Last week a video was released of Ahmaud Arbery being murdered in broad daylight. Arbery was killed on February 23, more than two months ago, and the release of this video alone immediately revealed the lies, corruption and cover-ups that usually come along with any examination of white people killing Black people in America.

Within days of the video being released two of the three white men—who had gotten away with murder—had been arrested and charged with that murder. People are hopeful to see justice for Ahmaud. That will not happen. Perhaps the killers will be convicted. They could be imprisoned for life or given the death penalty or whatever your idea of legal justice may be. They could repent, truly in their hearts and work the rest of their lives to make a better world for everyone, but there will not be justice for Ahmaud. It is not possible for Black people to have justice in America. Especially Black people killed by white hands.

My grandfather was born in rural Texas in 1890. He was the first Black person in my direct lineage to be born after abolition. He was just 26 years old when, less than 15 miles away in Waco, Jesse Washington, a 17-year old Black child was tortured, murdered and dismembered in front of 10,000 cheering, outraged white people. Before they dispersed, the cheering, outraged 10,000 whites would literally pick Jesse apart, stealing his bones for souvenirs.

My father was 10 years old when 14-year-old Emmett Till was mutilated and lynched by two outraged white men in Mississippi. The sign at Emmett Till’s memorial has been shot up by racists and replaced so many times that just last year—in 2019—the newest replacement had to be encased in bulletproof glass.

I was 19 when three outraged white men murdered James Byrd Jr. in Texas. Byrd was dragged behind a truck for three miles. The dragging decapitated him after a mile and a half. The white men left his torso in front of a Black cemetery. 

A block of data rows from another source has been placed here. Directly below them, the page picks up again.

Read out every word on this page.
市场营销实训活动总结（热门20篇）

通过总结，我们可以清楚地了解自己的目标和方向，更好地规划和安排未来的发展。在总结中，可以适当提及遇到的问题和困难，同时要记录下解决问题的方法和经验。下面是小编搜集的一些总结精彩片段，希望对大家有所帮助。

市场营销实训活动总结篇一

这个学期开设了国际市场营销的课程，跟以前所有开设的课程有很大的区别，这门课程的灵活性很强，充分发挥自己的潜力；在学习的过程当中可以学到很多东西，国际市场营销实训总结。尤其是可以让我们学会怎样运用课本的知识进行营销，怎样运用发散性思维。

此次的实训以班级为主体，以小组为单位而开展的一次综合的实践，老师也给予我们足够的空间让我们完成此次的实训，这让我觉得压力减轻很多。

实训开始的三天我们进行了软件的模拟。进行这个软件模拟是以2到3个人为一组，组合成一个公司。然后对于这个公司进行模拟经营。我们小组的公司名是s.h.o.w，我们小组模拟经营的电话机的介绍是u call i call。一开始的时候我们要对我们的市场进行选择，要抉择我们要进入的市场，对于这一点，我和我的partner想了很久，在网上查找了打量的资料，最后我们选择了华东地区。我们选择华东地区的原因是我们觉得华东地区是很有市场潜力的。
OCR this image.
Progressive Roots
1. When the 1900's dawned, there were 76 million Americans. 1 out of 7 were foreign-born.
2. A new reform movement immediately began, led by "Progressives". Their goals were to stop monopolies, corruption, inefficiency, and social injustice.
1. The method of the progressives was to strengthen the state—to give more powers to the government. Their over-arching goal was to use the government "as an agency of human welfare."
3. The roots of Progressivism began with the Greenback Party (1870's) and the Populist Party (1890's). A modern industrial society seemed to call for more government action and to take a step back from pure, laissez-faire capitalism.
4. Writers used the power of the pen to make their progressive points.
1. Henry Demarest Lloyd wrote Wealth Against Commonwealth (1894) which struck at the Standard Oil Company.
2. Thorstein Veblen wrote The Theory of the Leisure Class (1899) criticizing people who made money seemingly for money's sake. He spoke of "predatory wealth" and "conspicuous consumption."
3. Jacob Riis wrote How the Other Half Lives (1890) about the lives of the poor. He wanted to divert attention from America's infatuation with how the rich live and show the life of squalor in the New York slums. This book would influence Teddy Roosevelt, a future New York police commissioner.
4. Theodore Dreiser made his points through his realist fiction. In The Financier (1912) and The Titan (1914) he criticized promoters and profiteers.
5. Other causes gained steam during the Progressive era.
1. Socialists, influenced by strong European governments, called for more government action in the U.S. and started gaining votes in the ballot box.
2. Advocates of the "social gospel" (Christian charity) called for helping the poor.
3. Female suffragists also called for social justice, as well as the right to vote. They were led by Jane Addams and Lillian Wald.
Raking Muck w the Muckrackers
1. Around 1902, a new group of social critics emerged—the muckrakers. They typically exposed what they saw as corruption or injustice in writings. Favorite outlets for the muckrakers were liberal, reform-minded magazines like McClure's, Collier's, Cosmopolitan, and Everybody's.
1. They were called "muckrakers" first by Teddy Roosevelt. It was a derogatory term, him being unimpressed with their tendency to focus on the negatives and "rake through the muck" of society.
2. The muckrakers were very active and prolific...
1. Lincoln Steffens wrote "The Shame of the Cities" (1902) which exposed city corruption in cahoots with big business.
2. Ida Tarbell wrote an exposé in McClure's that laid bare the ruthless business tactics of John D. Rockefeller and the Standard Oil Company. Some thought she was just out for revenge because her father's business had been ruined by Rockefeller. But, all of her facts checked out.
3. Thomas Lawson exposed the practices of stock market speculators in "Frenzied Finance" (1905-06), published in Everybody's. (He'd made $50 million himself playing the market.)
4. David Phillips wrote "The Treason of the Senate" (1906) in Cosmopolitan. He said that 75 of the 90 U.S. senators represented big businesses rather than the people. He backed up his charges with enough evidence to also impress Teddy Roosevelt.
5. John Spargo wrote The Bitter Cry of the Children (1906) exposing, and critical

My nephew was 19 when 17-year-old Trayvon Martin was murdered by a man outraged that a Black child would be somewhere a white man didn’t think he should be.

For the entire life of this country, through slavery to abolition, from Jim Crow to the Voting Rights Act, from segregation to the first Black president of the United States of America one thing about Black life in this country has not changed: at any moment of any day any outraged white man can hunt down and kill a Black person for sport.

Every Black person born in this country knows this. Our parents were forced to learn this and forced to watch as we learned. And we now watch as our children are forced to learn this unwavering American truth from the killers of Ahmaud Arbery. And of Trayvon Martin. And of Eric Garner. Of Sandra Bland. And Philando Castile. And Botham Jean. And John Crawford. And Walter Scott. And Kathryn Johnston. And on and on and on seemingly ad infinitum.

This country has made an example of Ahmaud Arbery. This example cannot be unmade and so there will never be justice for him, no matter the consequences for his killers.